Thinking about the resolution is easy. It’s the starting that’s hard. And the continuing. So, really, it’s the doing that’s hard.
Tony Robbins says,” A real decision is measured by the fact that you’ve taken a new action. If there’s no action, you haven’t truly decided.”
That makes me think, “Shut up, Tony. I have so much on my plate already. Where will any of this new stuff even fit into my life?” And then I realize that this is precisely Tony’s point: I haven’t really decided.
Yet, over the years I have exercised more, eliminated caffeine, increased my patience and many more things that had once been failed and forgotten New Year’s Resolutions.
When I looked back at the goals I had accomplished, or at least made respectable progress upon, I found a common thread: Emotional Investment.
For each of the realized resolutions, I had an emotional reason, deeply felt, that was important to me.
At 44, I signed up for a half-marathon training group. As an occasional runner, I’d never run–never even wanted to run–more than four miles at a time. I didn’t see the point. But, at 44, after a winter of sloth, I realized that I was a year away from 45, which was close to 50, which prompted me to think of what I wanted to be like at 50. My answer: not like THIS.
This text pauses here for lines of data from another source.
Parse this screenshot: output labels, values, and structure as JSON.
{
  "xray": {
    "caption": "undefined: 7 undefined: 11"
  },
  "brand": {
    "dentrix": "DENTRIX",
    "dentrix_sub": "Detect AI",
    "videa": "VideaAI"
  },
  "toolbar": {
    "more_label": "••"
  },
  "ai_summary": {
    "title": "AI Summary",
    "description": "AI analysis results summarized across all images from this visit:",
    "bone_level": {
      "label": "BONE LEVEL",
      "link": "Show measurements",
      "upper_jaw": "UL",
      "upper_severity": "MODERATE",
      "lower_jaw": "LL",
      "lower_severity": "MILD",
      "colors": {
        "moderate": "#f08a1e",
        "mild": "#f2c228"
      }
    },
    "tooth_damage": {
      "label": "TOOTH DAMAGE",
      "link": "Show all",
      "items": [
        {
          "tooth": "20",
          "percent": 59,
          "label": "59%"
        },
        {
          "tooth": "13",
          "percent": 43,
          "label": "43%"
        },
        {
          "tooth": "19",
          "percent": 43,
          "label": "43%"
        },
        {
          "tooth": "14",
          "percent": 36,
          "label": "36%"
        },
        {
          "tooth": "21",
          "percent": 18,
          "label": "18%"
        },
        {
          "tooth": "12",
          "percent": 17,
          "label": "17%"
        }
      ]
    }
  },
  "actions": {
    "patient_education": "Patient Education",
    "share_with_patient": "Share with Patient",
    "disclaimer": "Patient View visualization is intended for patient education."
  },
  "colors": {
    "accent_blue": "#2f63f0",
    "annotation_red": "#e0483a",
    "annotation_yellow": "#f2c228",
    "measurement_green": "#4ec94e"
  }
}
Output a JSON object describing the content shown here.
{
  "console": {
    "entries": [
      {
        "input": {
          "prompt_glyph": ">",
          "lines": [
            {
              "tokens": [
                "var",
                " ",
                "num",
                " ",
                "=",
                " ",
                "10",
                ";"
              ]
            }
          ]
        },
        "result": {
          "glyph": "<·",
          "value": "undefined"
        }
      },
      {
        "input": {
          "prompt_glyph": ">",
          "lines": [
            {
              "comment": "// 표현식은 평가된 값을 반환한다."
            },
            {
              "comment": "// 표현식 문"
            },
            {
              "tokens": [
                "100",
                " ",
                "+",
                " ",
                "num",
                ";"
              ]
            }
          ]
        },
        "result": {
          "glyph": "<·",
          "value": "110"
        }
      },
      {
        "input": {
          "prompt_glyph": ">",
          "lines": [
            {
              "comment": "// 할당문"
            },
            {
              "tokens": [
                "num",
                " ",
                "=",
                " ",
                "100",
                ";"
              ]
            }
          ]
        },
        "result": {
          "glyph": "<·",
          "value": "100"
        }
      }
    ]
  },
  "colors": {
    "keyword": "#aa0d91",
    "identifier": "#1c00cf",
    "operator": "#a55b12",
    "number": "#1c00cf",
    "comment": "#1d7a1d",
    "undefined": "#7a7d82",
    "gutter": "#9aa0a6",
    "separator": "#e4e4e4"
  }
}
So, I joined the group and trained all summer, often getting up at 4:30 a.m. on Saturdays to run before the heat of summer days dawned. I threw up, a lot. I get migraines from the heat and sun, and, when combined with running eight miles in 85% humidity, often made me sick. But still, I ran. I ran because the image of a puffy out of shape me at age 50 made me want to run.
Every time I felt sick, I held that puff-ball image in my head and I felt how much I didn’t want it. Then I replaced puff-ball visualization of Debra with a svelte, lithe visualization of Debra. And I liked her. She looked great: thin, energetic, happy.
Now, I if I don’t feel an emotional investment, I don’t commit to a goal. If I really want to achieve a result, I spend a lot of time delving into and creating an emotional need.
That’s where a true goal begins: emotional investment. Based on what I’ve learned through my failures and successes, here are:
Seven Steps to Becoming a New You
- Dig deep to find your WHY. Do what you need to do, (write, visualize, imagine) to create find the reason, deep inside you, for achieving the goal.
- Tell someone. Say it out loud to yourself and then tell at least one other person about your goal. This helps make it real.
- Partner. If possible, partner with someone. Whether or not they have the same goal is irrelevant, but partnering with someone for accountability and encouragement can help you push through low spots.
- Start small. Give yourself credit for small starts. They matter.
- Celebrate. Revel in your successes, no matter how small. They matter! You matter!
- Schedule it. Take a long, hard, honest look at your daily, weekly, monthly calendar to and commit to set time aside to achieve your goal. Then guard the time with your very life. The time matters. Your goal matters. You matter.
- Measure it. Create benchmarks and write them in your calendar. This will help you measure your progress and stay encouraged by small successes.
A resolution can become a reality. If you feel the WHY of your goal, you are more likely to commit to making it happen.
Have you ever failed at a New Year’s Resolution? What did you learn about yourself? What did you learn from your successes?